The Adviser GP is the sole general partner of the Adviser. Pursuant
to management agreements, as amended, among the Adviser, Baker Brothers Life Sciences, L.P. (“Life Sciences”) and 667,
L.P. (“667”, and together with Life Sciences, the “Funds”), and their respective general partners, the
Funds’ respective general partners relinquished to the Adviser all discretion and authority with respect to the investment
and voting power of the securities held by the Funds, and thus the Adviser has complete and unlimited discretion and authority
with respect to the Funds’ investments and voting power over investments.

 

ITEM 2. Identity and Background.

 

(a) The Reporting Persons are:

1. The Adviser
2. The Adviser GP
3. Felix J. Baker
4. Julian C. Baker
5. FBB2
6. FBB3

(b) The business address of each of the Reporting Persons is:

c/o Baker Bros. Advisors LP

860 Washington Street, 3rd Floor

New York, NY 10014

(c) The Adviser is an entity engaged in investment activities,
and the Adviser GP is in the business of acting as its general partner and, through the Adviser, investment activities. The principal
business of each of Julian C. Baker and Felix J. Baker is to serve as a managing member of the Adviser GP. The principal business
of FBB2 is to engage in investment activities.  Julian C. Baker and Felix J. Baker are the sole managers of FBB2 and by policy
they do not transact in or vote the securities of Seattle Genetics, Inc. (the “Issuer”) held by FBB2. The principal
business of FBB3 is to engage in investment activities.  Julian C. Baker and Felix J. Baker are the sole managers of FBB3
and by policy they do not transact in or vote the securities of the Issuer held by FBB3.
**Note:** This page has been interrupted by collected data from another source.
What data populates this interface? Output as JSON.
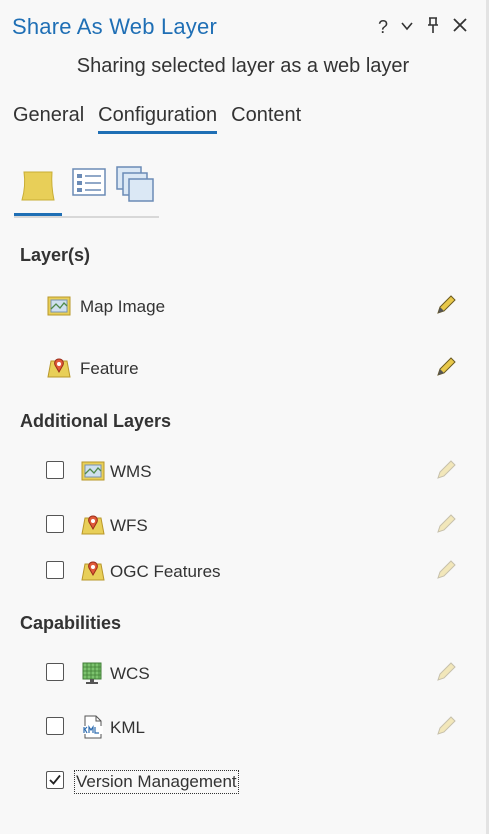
{
  "window": {
    "title": "Share As Web Layer",
    "help": "?"
  },
  "subtitle": "Sharing selected layer as a web layer",
  "tabs": [
    {
      "label": "General"
    },
    {
      "label": "Configuration"
    },
    {
      "label": "Content"
    }
  ],
  "sections": {
    "layers": "Layer(s)",
    "additional": "Additional Layers",
    "capabilities": "Capabilities"
  },
  "layers": [
    {
      "label": "Map Image"
    },
    {
      "label": "Feature"
    }
  ],
  "additional_layers": [
    {
      "label": "WMS",
      "checked": false
    },
    {
      "label": "WFS",
      "checked": false
    },
    {
      "label": "OGC Features",
      "checked": false
    }
  ],
  "capabilities": [
    {
      "label": "WCS",
      "checked": false
    },
    {
      "label": "KML",
      "checked": false
    },
    {
      "label": "Version Management",
      "checked": true
    }
  ],
  "colors": {
    "accent": "#1f6fb5",
    "pencil": "#e8c84a"
  }
}
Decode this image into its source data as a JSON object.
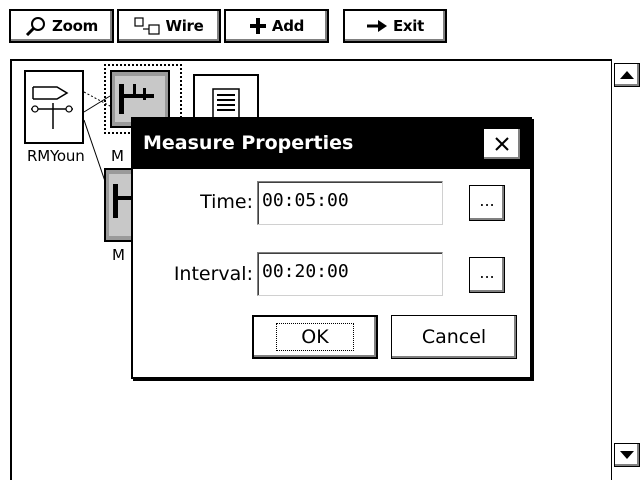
{
  "toolbar": {
    "zoom_label": "Zoom",
    "wire_label": "Wire",
    "add_label": "Add",
    "exit_label": "Exit"
  },
  "canvas": {
    "nodes": [
      {
        "label": "RMYoun",
        "icon": "wind-sensor-icon"
      },
      {
        "label": "M",
        "icon": "measure-icon"
      },
      {
        "label": "M",
        "icon": "measure-icon"
      },
      {
        "label": "",
        "icon": "document-icon"
      }
    ]
  },
  "dialog": {
    "title": "Measure Properties",
    "close_glyph": "✕",
    "fields": [
      {
        "label": "Time:",
        "value": "00:05:00",
        "browse_label": "..."
      },
      {
        "label": "Interval:",
        "value": "00:20:00",
        "browse_label": "..."
      }
    ],
    "ok_label": "OK",
    "cancel_label": "Cancel"
  },
  "colors": {
    "title_bar": "#000000",
    "title_text": "#ffffff",
    "button_shadow": "#808080",
    "background": "#ffffff"
  }
}
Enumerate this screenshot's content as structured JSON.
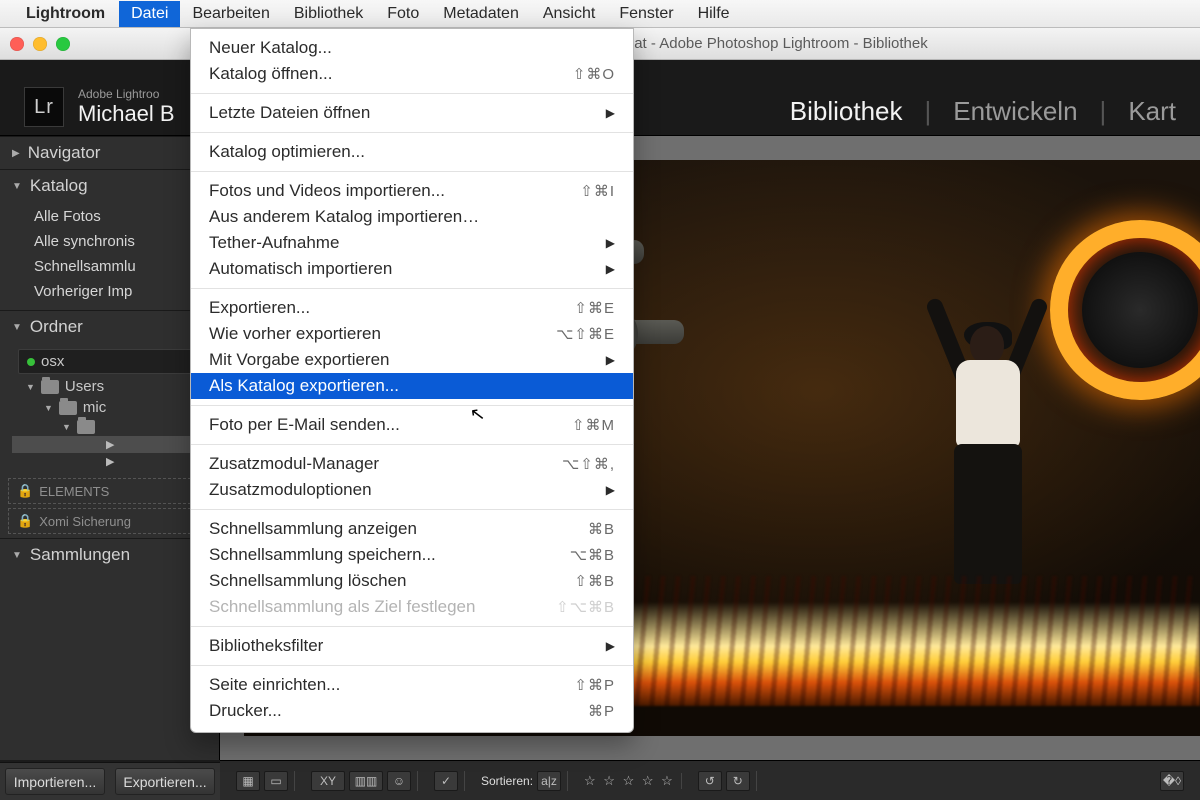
{
  "menubar": {
    "app": "Lightroom",
    "items": [
      "Datei",
      "Bearbeiten",
      "Bibliothek",
      "Foto",
      "Metadaten",
      "Ansicht",
      "Fenster",
      "Hilfe"
    ],
    "active_index": 0
  },
  "window": {
    "title": "troom Catalog.lrcat - Adobe Photoshop Lightroom - Bibliothek"
  },
  "lightroom": {
    "brand_small": "Adobe Lightroo",
    "identity": "Michael B",
    "logo": "Lr",
    "modules": {
      "library": "Bibliothek",
      "develop": "Entwickeln",
      "map": "Kart"
    }
  },
  "left_panel": {
    "navigator": "Navigator",
    "catalog": {
      "title": "Katalog",
      "items": [
        "Alle Fotos",
        "Alle synchronis",
        "Schnellsammlu",
        "Vorheriger Imp"
      ]
    },
    "folders": {
      "title": "Ordner",
      "volume": "osx",
      "tree": [
        "Users",
        "mic"
      ]
    },
    "locked": [
      "ELEMENTS",
      "Xomi Sicherung"
    ],
    "collections": "Sammlungen",
    "buttons": {
      "import": "Importieren...",
      "export": "Exportieren..."
    }
  },
  "toolbar": {
    "sort_label": "Sortieren:",
    "stars": "☆ ☆ ☆ ☆ ☆"
  },
  "dropdown": {
    "items": [
      {
        "label": "Neuer Katalog...",
        "sc": ""
      },
      {
        "label": "Katalog öffnen...",
        "sc": "⇧⌘O"
      },
      {
        "sep": true
      },
      {
        "label": "Letzte Dateien öffnen",
        "sub": true
      },
      {
        "sep": true
      },
      {
        "label": "Katalog optimieren...",
        "sc": ""
      },
      {
        "sep": true
      },
      {
        "label": "Fotos und Videos importieren...",
        "sc": "⇧⌘I"
      },
      {
        "label": "Aus anderem Katalog importieren…",
        "sc": ""
      },
      {
        "label": "Tether-Aufnahme",
        "sub": true
      },
      {
        "label": "Automatisch importieren",
        "sub": true
      },
      {
        "sep": true
      },
      {
        "label": "Exportieren...",
        "sc": "⇧⌘E"
      },
      {
        "label": "Wie vorher exportieren",
        "sc": "⌥⇧⌘E"
      },
      {
        "label": "Mit Vorgabe exportieren",
        "sub": true
      },
      {
        "label": "Als Katalog exportieren...",
        "hl": true
      },
      {
        "sep": true
      },
      {
        "label": "Foto per E-Mail senden...",
        "sc": "⇧⌘M"
      },
      {
        "sep": true
      },
      {
        "label": "Zusatzmodul-Manager",
        "sc": "⌥⇧⌘,"
      },
      {
        "label": "Zusatzmoduloptionen",
        "sub": true
      },
      {
        "sep": true
      },
      {
        "label": "Schnellsammlung anzeigen",
        "sc": "⌘B"
      },
      {
        "label": "Schnellsammlung speichern...",
        "sc": "⌥⌘B"
      },
      {
        "label": "Schnellsammlung löschen",
        "sc": "⇧⌘B"
      },
      {
        "label": "Schnellsammlung als Ziel festlegen",
        "sc": "⇧⌥⌘B",
        "disabled": true
      },
      {
        "sep": true
      },
      {
        "label": "Bibliotheksfilter",
        "sub": true
      },
      {
        "sep": true
      },
      {
        "label": "Seite einrichten...",
        "sc": "⇧⌘P"
      },
      {
        "label": "Drucker...",
        "sc": "⌘P"
      }
    ]
  }
}
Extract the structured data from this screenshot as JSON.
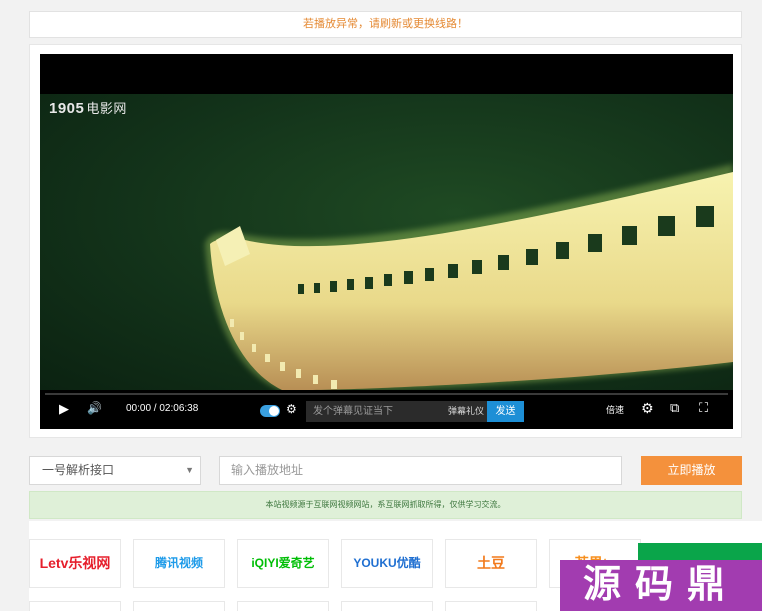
{
  "notice": {
    "text": "若播放异常，请刷新或更换线路！"
  },
  "player": {
    "channel_logo": {
      "mark": "1905",
      "name": "电影网"
    },
    "controls": {
      "time": "00:00 / 02:06:38",
      "danmaku_placeholder": "发个弹幕见证当下",
      "danmaku_gift": "弹幕礼仪",
      "send_label": "发送",
      "speed_label": "倍速"
    },
    "icons": [
      "play-icon",
      "volume-icon",
      "danmaku-toggle",
      "danmaku-settings-icon",
      "settings-icon",
      "pip-icon",
      "fullscreen-icon"
    ]
  },
  "parser": {
    "selected": "一号解析接口",
    "url_placeholder": "输入播放地址",
    "play_label": "立即播放"
  },
  "disclaimer": {
    "text": "本站视频源于互联网视频网站，系互联网抓取所得，仅供学习交流。"
  },
  "platforms": [
    {
      "name": "Letv乐视网",
      "color": "#e61e2b"
    },
    {
      "name": "腾讯视频",
      "color": "#1e9be9"
    },
    {
      "name": "iQIYI爱奇艺",
      "color": "#00be06"
    },
    {
      "name": "YOUKU优酷",
      "color": "#1f6fd1"
    },
    {
      "name": "土豆",
      "color": "#f27a1c"
    },
    {
      "name": "芒果tv",
      "color": "#f79020"
    }
  ],
  "watermark": {
    "text": "源码鼎"
  },
  "colors": {
    "accent": "#f4913c",
    "send": "#1d8fd6",
    "notice": "#e58a34"
  }
}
(d) and (e) During the past five years, none of the Reporting
Persons nor any of the Funds (as defined below) has been (i) convicted in a criminal proceeding (excluding traffic violations or
similar misdemeanors) or (ii) a party to a civil proceeding of a judicial or administrative body of competent jurisdiction and
as a result of such proceeding was or is subject to a judgment, decree or final order enjoining future violations of, or prohibiting
or mandating activities subject to, federal or state securities laws or finding any violation with respect to such laws.